Officials’ last public update in 2023 confirmed the University was “on track” to meet their divestment goals by 2025 after the endowment’s total estimated exposure to fossil fuel companies was less than 2 percent of all total assets.
University spokesperson Kathleen Fackelmann told The Hatchet in September that GW had made “steady progress” toward meeting its divestment goal and would provide a more detailed update by the end of the year.
Prior to The Hatchet’s September request for an update on the status of their emissions reductions goals, officials had been quiet on their divestment efforts since 2023, and deferred comment in September 2024 on any additional steps officials have taken toward divestment to an April 2023 release.
The Board of Trustees voted in June 2020 to fully divest GW’s endowment from companies that focus on fossil fuel extraction by 2025. The Board’s vote came after its Environmental, Social and Governance Responsibility Task Force in 2020 set forth recommendations they believed the Board should adopt following weekslong student protests in support of fossil fuel divestment.
The Board’s vote also included a commitment to become carbon neutral by 2030, a 10 year acceleration of the University’s 2011 goal to be carbon neutral by 2040.
The catalyst for increased pressure on divestment came after then-University President Thomas LeBlanc made a statement in early 2020 comparing support for fossil fuel divestment to hypothetical support for shooting “all the black people here.” After the video surfaced, students protested the Regulatory Studies Center’s 10th anniversary celebration and rallied for divestment outside of the F Street House.
At the February 2020 Board of Trustees meeting — where about 25 students silently protested for divestment — chair Grace Speights said the Board created a task force aimed at managing the University’s environmental, social and governance responsibility.

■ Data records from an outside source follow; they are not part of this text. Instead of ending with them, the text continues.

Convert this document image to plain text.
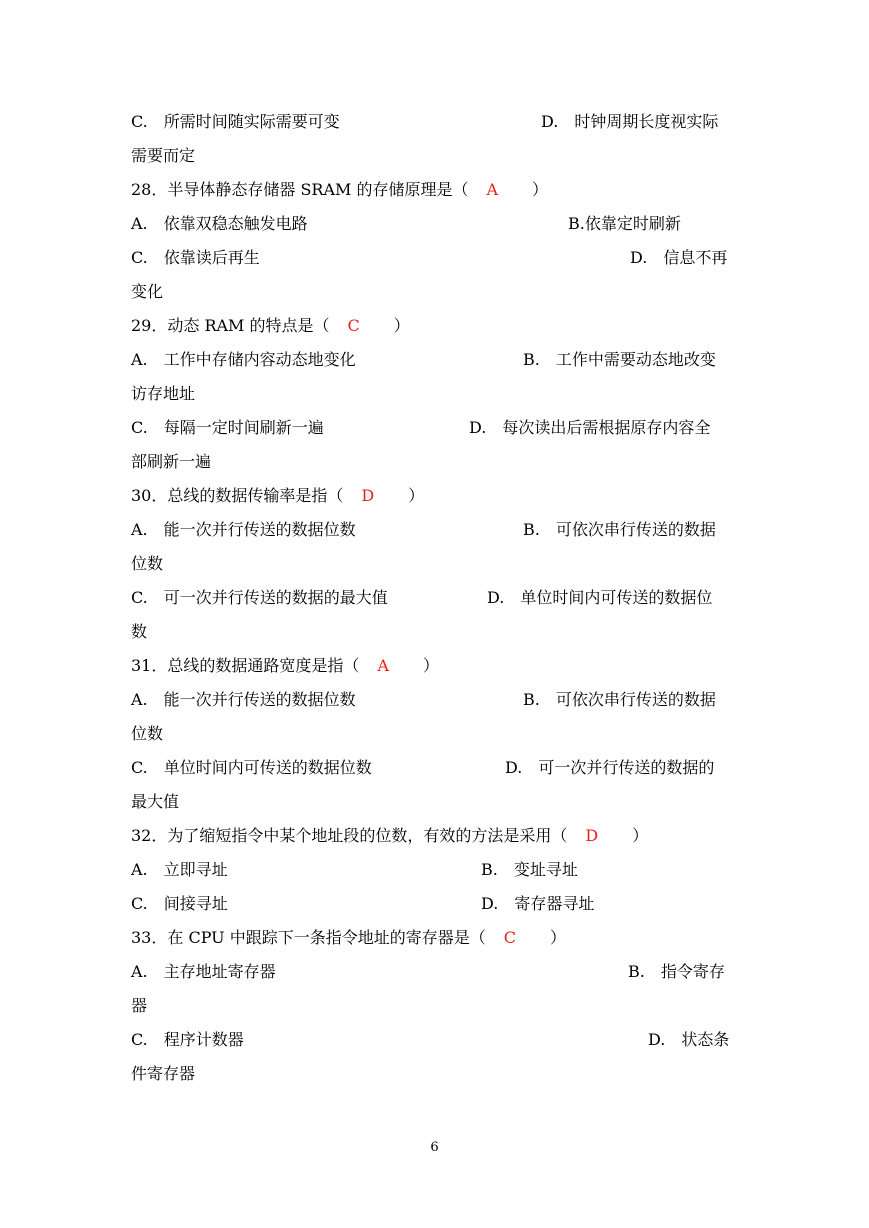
C.　所需时间随实际需要可变	D.　时钟周期长度视实际
需要而定
28．半导体静态存储器 SRAM 的存储原理是（ A ）
A.　依靠双稳态触发电路	B.依靠定时刷新
C.　依靠读后再生	D.　信息不再
变化
29．动态 RAM 的特点是（ C ）
A.　工作中存储内容动态地变化	B.　工作中需要动态地改变
访存地址
C.　每隔一定时间刷新一遍	D.　每次读出后需根据原存内容全
部刷新一遍
30．总线的数据传输率是指（ D ）
A.　能一次并行传送的数据位数	B.　可依次串行传送的数据
位数
C.　可一次并行传送的数据的最大值	D.　单位时间内可传送的数据位
数
31．总线的数据通路宽度是指（ A ）
A.　能一次并行传送的数据位数	B.　可依次串行传送的数据
位数
C.　单位时间内可传送的数据位数	D.　可一次并行传送的数据的
最大值
32．为了缩短指令中某个地址段的位数，有效的方法是采用（ D ）
A.　立即寻址	B.　变址寻址
C.　间接寻址	D.　寄存器寻址
33．在 CPU 中跟踪下一条指令地址的寄存器是（ C ）
A.　主存地址寄存器	B.　指令寄存
器
C.　程序计数器	D.　状态条
件寄存器
6
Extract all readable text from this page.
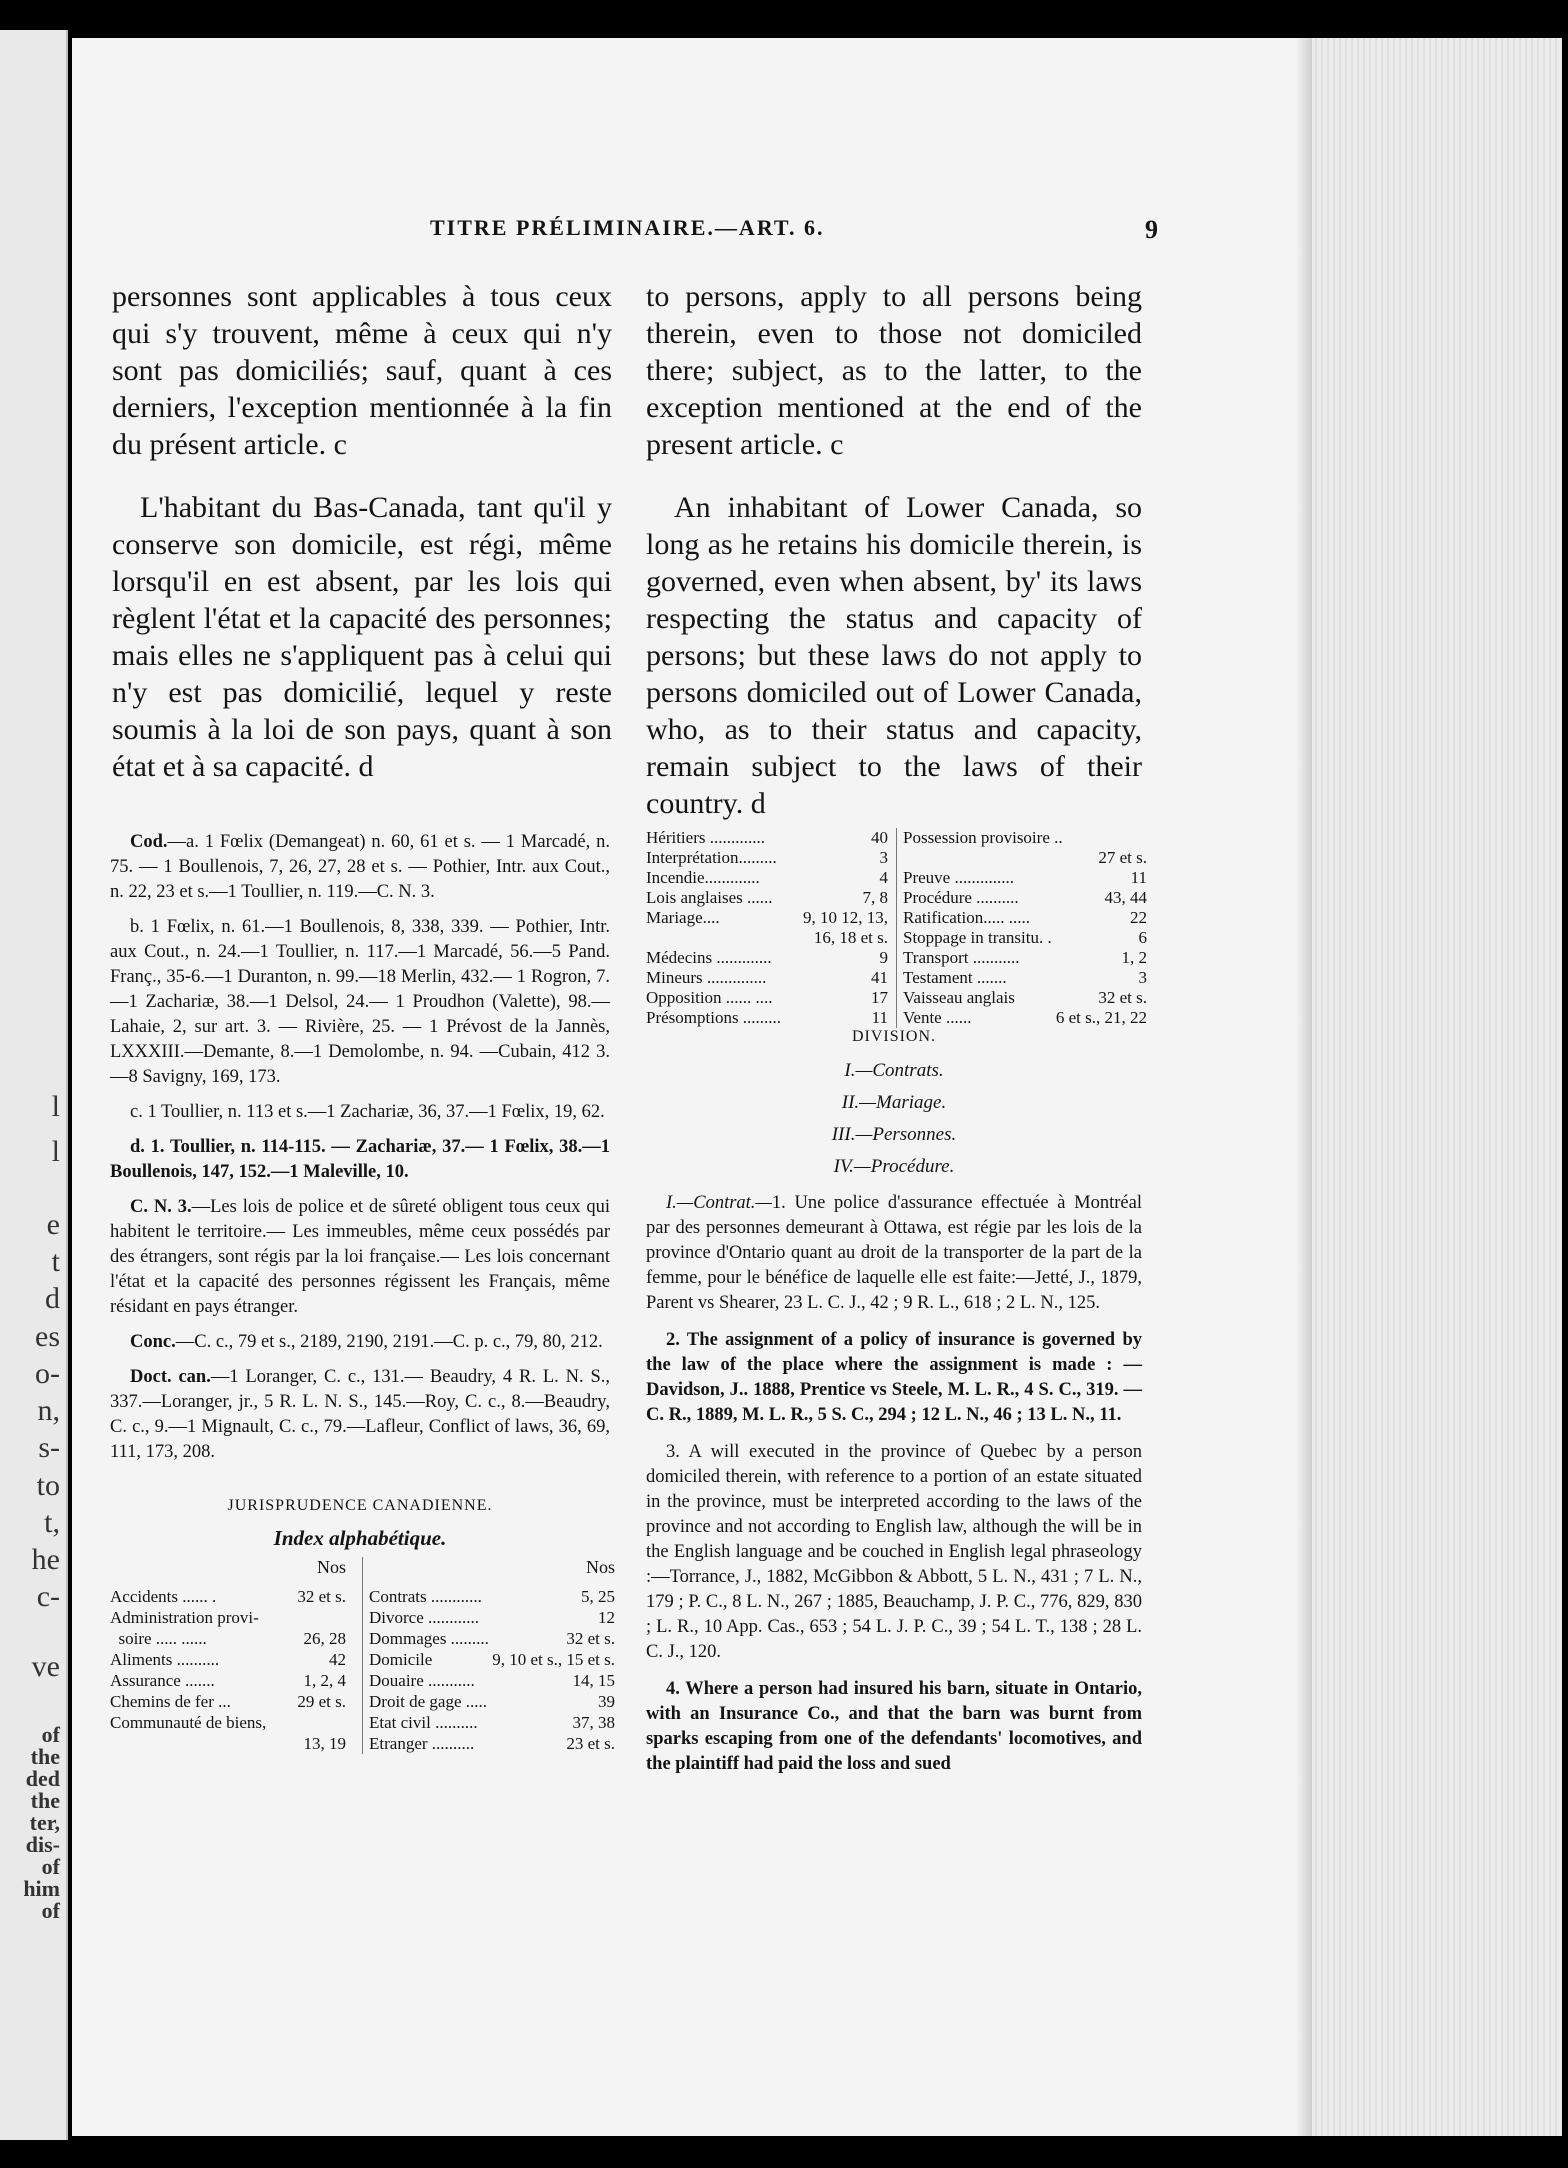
l
l
e
t
d
es
o-
n,
s-
to
t,
he
c-
ve
of
the
ded
the
ter,
dis-
of
him
of
TITRE PRÉLIMINAIRE.—ART. 6.	9

personnes sont applicables à tous ceux qui s'y trouvent, même à ceux qui n'y sont pas domiciliés; sauf, quant à ces derniers, l'exception mentionnée à la fin du présent article. c

L'habitant du Bas-Canada, tant qu'il y conserve son domicile, est régi, même lorsqu'il en est absent, par les lois qui règlent l'état et la capacité des personnes; mais elles ne s'appliquent pas à celui qui n'y est pas domicilié, lequel y reste soumis à la loi de son pays, quant à son état et à sa capacité. d

to persons, apply to all persons being therein, even to those not domiciled there; subject, as to the latter, to the exception mentioned at the end of the present article. c

An inhabitant of Lower Canada, so long as he retains his domicile therein, is governed, even when absent, by' its laws respecting the status and capacity of persons; but these laws do not apply to persons domiciled out of Lower Canada, who, as to their status and capacity, remain subject to the laws of their country. d

Cod.—a. 1 Fœlix (Demangeat) n. 60, 61 et s. — 1 Marcadé, n. 75. — 1 Boullenois, 7, 26, 27, 28 et s. — Pothier, Intr. aux Cout., n. 22, 23 et s.—1 Toullier, n. 119.—C. N. 3.

b. 1 Fœlix, n. 61.—1 Boullenois, 8, 338, 339. — Pothier, Intr. aux Cout., n. 24.—1 Toullier, n. 117.—1 Marcadé, 56.—5 Pand. Franç., 35-6.—1 Duranton, n. 99.—18 Merlin, 432.— 1 Rogron, 7.—1 Zachariæ, 38.—1 Delsol, 24.— 1 Proudhon (Valette), 98.—Lahaie, 2, sur art. 3. — Rivière, 25. — 1 Prévost de la Jannès, LXXXIII.—Demante, 8.—1 Demolombe, n. 94. —Cubain, 412 3.—8 Savigny, 169, 173.

c. 1 Toullier, n. 113 et s.—1 Zachariæ, 36, 37.—1 Fœlix, 19, 62.

d. 1. Toullier, n. 114-115. — Zachariæ, 37.— 1 Fœlix, 38.—1 Boullenois, 147, 152.—1 Maleville, 10.

C. N. 3.—Les lois de police et de sûreté obligent tous ceux qui habitent le territoire.— Les immeubles, même ceux possédés par des étrangers, sont régis par la loi française.— Les lois concernant l'état et la capacité des personnes régissent les Français, même résidant en pays étranger.

Conc.—C. c., 79 et s., 2189, 2190, 2191.—C. p. c., 79, 80, 212.

Doct. can.—1 Loranger, C. c., 131.— Beaudry, 4 R. L. N. S., 337.—Loranger, jr., 5 R. L. N. S., 145.—Roy, C. c., 8.—Beaudry, C. c., 9.—1 Mignault, C. c., 79.—Lafleur, Conflict of laws, 36, 69, 111, 173, 208.

JURISPRUDENCE CANADIENNE.
Index alphabétique.
Nos
Accidents ...... .	32 et s.
Administration provi-
soire ..... ......	26, 28
Aliments ..........	42
Assurance .......	1, 2, 4
Chemins de fer ...	29 et s.
Communauté de biens,
13, 19
Nos
Contrats ............	5, 25
Divorce ............	12
Dommages .........	32 et s.
Domicile	9, 10 et s., 15 et s.
Douaire ...........	14, 15
Droit de gage .....	39
Etat civil ..........	37, 38
Etranger ..........	23 et s.
Héritiers .............	40
Interprétation.........	3
Incendie.............	4
Lois anglaises ......	7, 8
Mariage....	9, 10 12, 13,
16, 18 et s.
Médecins .............	9
Mineurs ..............	41
Opposition ...... ....	17
Présomptions .........	11
Possession provisoire ..
27 et s.
Preuve ..............	11
Procédure ..........	43, 44
Ratification..... .....	22
Stoppage in transitu. .	6
Transport ...........	1, 2
Testament .......	3
Vaisseau anglais	32 et s.
Vente ......	6 et s., 21, 22
DIVISION.
I.—Contrats.
II.—Mariage.
III.—Personnes.
IV.—Procédure.

I.—Contrat.—1. Une police d'assurance effectuée à Montréal par des personnes demeurant à Ottawa, est régie par les lois de la province d'Ontario quant au droit de la transporter de la part de la femme, pour le bénéfice de laquelle elle est faite:—Jetté, J., 1879, Parent vs Shearer, 23 L. C. J., 42 ; 9 R. L., 618 ; 2 L. N., 125.

2. The assignment of a policy of insurance is governed by the law of the place where the assignment is made : — Davidson, J.. 1888, Prentice vs Steele, M. L. R., 4 S. C., 319. — C. R., 1889, M. L. R., 5 S. C., 294 ; 12 L. N., 46 ; 13 L. N., 11.

3. A will executed in the province of Quebec by a person domiciled therein, with reference to a portion of an estate situated in the province, must be interpreted according to the laws of the province and not according to English law, although the will be in the English language and be couched in English legal phraseology :—Torrance, J., 1882, McGibbon & Abbott, 5 L. N., 431 ; 7 L. N., 179 ; P. C., 8 L. N., 267 ; 1885, Beauchamp, J. P. C., 776, 829, 830 ; L. R., 10 App. Cas., 653 ; 54 L. J. P. C., 39 ; 54 L. T., 138 ; 28 L. C. J., 120.

4. Where a person had insured his barn, situate in Ontario, with an Insurance Co., and that the barn was burnt from sparks escaping from one of the defendants' locomotives, and the plaintiff had paid the loss and sued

Organizers for Revolutionary Climate Action, formerly known as Sunrise GW, have in recent years demanded officials divest from the fossil fuel industry as a whole, focusing on the RSC, a wing of the Trachtenberg School of Public Policy and Public Administration that focuses on regulatory policies across the government.
A 2023 report confirmed GW received at least $4.4 million for research from fossil fuel companies, like the Charles Koch Foundation and ExxonMobil, since 2010. Then-sophomore and Sunrise GW organizer Bella Kumar said the report validated the organization’s No Fossil Fuel Money Movement, which the group launched in 2021 to pressure officials to stop accepting money from six fossil fuel companies.
The Student Government Association was also involved in recent years in pressuring officials to divest from fossil fuel companies and phase out fossil fuel research funding, including passing the No Fossil Fuel Money Act in November 2022. The resolution called on the University to eventually ban accepting research funding from the fossil fuel industry.
In 2020, students overwhelmingly backed an SGA referendum calling on the University to divest from fossil fuels, with 85 percent of students voting in favor of pushing the University to divest.
Before 2020, students last pushed for divestment from the fossil fuel industry throughout 2015, once again garnering support from the SGA until officials in March 2016 rejected students’ push. A top-University official confirmed GW would look to making sustainable investments in the future instead of divesting.